The Tosan (sometimes known as Towsan, meaning "wild horse" or "fury") is an Iranian light tank. Iran calls it a "Quick Reaction" tank because the tank is said to be capable of rapid response and is built for strategic missions.

==History==
Production started in 1997, but the tank was only produced in small numbers. Colonel Nasser Arab-Beigi, head of the self-sufficiency unit of the IRGC ground forces, announced the mass-production of the Tosan on June 30, 2008, as part of the country's campaign for defense self-sufficiency.

In July 2020, Tosans were deployed to the northwestern borders of Jolfa and Khodaafarin due to escalating tensions between Armenia and Azerbaijan.

==Design==
The Tosan's design is based on the British FV101 Scorpion; the tank is fitted with a 90 mm gun, Toophan missile launchers (some were mounted), and improved firing and targeting systems. The tank can drive long distances on its tracks and does not need to be carried on trucks.

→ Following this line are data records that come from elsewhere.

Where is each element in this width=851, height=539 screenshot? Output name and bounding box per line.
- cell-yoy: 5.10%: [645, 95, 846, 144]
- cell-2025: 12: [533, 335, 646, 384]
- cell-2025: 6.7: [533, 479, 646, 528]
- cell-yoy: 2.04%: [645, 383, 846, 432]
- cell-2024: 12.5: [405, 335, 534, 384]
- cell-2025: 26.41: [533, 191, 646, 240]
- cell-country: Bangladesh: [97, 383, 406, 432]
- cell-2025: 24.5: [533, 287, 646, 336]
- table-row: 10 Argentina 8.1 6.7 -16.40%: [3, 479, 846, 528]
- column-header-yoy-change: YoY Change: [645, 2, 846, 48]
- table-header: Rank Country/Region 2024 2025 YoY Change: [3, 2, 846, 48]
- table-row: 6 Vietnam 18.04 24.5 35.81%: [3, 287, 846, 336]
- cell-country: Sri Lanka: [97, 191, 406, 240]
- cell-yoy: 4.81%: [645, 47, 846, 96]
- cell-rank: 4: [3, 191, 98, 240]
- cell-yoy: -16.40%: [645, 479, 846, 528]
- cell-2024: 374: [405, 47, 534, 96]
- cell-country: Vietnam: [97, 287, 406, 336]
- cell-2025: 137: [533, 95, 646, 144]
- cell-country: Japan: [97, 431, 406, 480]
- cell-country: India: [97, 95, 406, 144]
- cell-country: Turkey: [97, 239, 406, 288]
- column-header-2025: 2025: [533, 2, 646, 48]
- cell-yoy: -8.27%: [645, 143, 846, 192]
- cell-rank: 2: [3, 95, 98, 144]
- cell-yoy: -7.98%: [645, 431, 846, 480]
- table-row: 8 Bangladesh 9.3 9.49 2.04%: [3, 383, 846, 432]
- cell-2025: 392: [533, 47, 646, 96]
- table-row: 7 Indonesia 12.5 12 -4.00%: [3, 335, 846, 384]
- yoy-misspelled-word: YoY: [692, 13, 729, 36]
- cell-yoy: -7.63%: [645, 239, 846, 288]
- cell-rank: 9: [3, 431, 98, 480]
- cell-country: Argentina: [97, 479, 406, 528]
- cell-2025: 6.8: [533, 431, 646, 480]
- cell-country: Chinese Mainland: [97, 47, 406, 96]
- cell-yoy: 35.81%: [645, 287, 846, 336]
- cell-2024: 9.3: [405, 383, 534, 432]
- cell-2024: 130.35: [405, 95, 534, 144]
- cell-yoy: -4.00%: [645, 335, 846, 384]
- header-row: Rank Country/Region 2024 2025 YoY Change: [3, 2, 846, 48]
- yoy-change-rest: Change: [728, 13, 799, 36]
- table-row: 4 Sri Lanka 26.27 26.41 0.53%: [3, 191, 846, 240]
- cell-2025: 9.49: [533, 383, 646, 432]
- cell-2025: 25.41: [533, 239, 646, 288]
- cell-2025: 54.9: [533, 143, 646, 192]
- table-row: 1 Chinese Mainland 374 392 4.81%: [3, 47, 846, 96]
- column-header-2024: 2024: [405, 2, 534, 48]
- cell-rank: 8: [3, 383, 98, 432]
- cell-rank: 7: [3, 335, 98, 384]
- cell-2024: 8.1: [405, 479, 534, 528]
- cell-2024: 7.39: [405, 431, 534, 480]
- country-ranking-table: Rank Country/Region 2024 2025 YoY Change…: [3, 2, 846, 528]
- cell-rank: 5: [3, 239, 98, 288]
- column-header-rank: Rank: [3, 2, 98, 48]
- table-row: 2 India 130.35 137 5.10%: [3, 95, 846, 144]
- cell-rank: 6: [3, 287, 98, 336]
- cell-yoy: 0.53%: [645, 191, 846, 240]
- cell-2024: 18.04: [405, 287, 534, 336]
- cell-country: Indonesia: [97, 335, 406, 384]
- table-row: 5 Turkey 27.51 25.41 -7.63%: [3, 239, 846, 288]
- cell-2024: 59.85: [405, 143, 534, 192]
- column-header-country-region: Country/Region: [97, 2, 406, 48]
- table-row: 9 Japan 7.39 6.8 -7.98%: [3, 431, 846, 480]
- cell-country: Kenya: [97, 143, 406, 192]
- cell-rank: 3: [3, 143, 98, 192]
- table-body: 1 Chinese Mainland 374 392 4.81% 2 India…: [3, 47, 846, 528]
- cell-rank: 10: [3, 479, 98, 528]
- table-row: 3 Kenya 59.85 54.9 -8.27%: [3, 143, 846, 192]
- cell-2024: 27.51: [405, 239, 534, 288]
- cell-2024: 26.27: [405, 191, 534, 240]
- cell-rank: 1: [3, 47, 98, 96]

Iranian sources reported that the Tosan's front armor is armored against bullets up to 12.7 caliber. It is equipped with a diesel engine.

== Variants ==
- Sayyad - lightweight version of Tosan designed as a "quick reaction" vehicle
- "Tosan 30" - variant armed with 30 mm Shipunov 2A42 autocannon

== Operators ==

- Iran: Used by the Iranian Army and the Islamic Revolutionary Guard Corps.